Hypocalcemia is the second leading killer of squirrels. It is a fancy name for low blood calcium. Captive squirrels, in particular, have an unusually high calcium requirement. Death from low blood calcium comes after they stop nursing. They meet their calcium requirements while getting milk. When they leave nursing, they will need a calcium supplement, or they will have what is known as metabolic bone disease. The disease is characterized by loss of calcium from the bones, especially in the spine and hind legs. As they walk, their back legs begin to shift, gradually losing control of nerves and muscles. Their bones are brittle and easily broken.

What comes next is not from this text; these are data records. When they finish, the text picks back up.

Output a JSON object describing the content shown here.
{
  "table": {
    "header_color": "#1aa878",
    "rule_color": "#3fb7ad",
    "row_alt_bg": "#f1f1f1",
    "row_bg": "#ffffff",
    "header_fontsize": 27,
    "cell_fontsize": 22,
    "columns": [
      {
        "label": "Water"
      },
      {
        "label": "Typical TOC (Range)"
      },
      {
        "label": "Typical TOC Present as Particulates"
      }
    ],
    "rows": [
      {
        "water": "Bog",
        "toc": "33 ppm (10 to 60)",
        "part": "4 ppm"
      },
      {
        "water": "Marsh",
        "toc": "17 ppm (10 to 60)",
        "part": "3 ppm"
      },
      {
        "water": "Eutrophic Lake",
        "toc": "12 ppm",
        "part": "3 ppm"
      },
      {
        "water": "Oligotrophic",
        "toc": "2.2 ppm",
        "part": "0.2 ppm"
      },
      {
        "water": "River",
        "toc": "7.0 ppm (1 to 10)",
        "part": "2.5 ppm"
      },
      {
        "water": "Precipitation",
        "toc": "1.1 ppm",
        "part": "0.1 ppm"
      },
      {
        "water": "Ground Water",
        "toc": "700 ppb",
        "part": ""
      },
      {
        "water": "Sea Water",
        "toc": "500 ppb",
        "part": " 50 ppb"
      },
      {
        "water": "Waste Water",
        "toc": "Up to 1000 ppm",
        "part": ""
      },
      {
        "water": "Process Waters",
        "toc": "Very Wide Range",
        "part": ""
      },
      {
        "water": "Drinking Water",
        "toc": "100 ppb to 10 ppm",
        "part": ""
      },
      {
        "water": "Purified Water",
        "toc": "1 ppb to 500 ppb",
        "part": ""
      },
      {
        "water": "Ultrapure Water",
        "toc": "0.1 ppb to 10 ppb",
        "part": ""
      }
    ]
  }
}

Low blood calcium can also lead to heart failure and sudden cardiac death. Squirrels with metabolic bone disease are a sad sight! Prevention is simple! I teach squirrels a very simple way to make a dietary supplement called Nut Squares or Nut Balls that guarantees optimal calcium levels and good health.

3. Internal injuries.

The final major killer of squirrel cubs is internal injuries. The most commonly found squirrel has fallen a great distance from a leaf cage. The first thing you should do after getting a squirrel in a warm environment is to thoroughly examine it for injuries. Babies usually have rapid breathing and heartbeat, but if squirrels have difficulty breathing or use only the chest muscles to breathe, it can cause internal injuries. It could be a broken rib or a broken lung or heart! Abdominal concussion can damage internal organs such as the liver, kidneys or spleen. The abdominal wall of a squirrel calf is very thin. If a dark purple color is seen in the abdomen, it is an ominous sign indicating internal bleeding.

There is not much that can be done for a squirrel in that situation. A veterinarian can evaluate an animal, but until it passes, nothing but monitoring and assisting the respiratory struggle with oxygen and a warm environment will take place. During my few years as a squirrel rehabilitator I discovered that squirrels tend to gently massage their head and neck, which makes them very calm and relaxed. Death is a part of life. For me, the comfort of catching a dying squirrel helps me understand how precious and short life is. I get so much joy and satisfaction from caring for these amazing creatures, and thank God that I can make a difference even in death!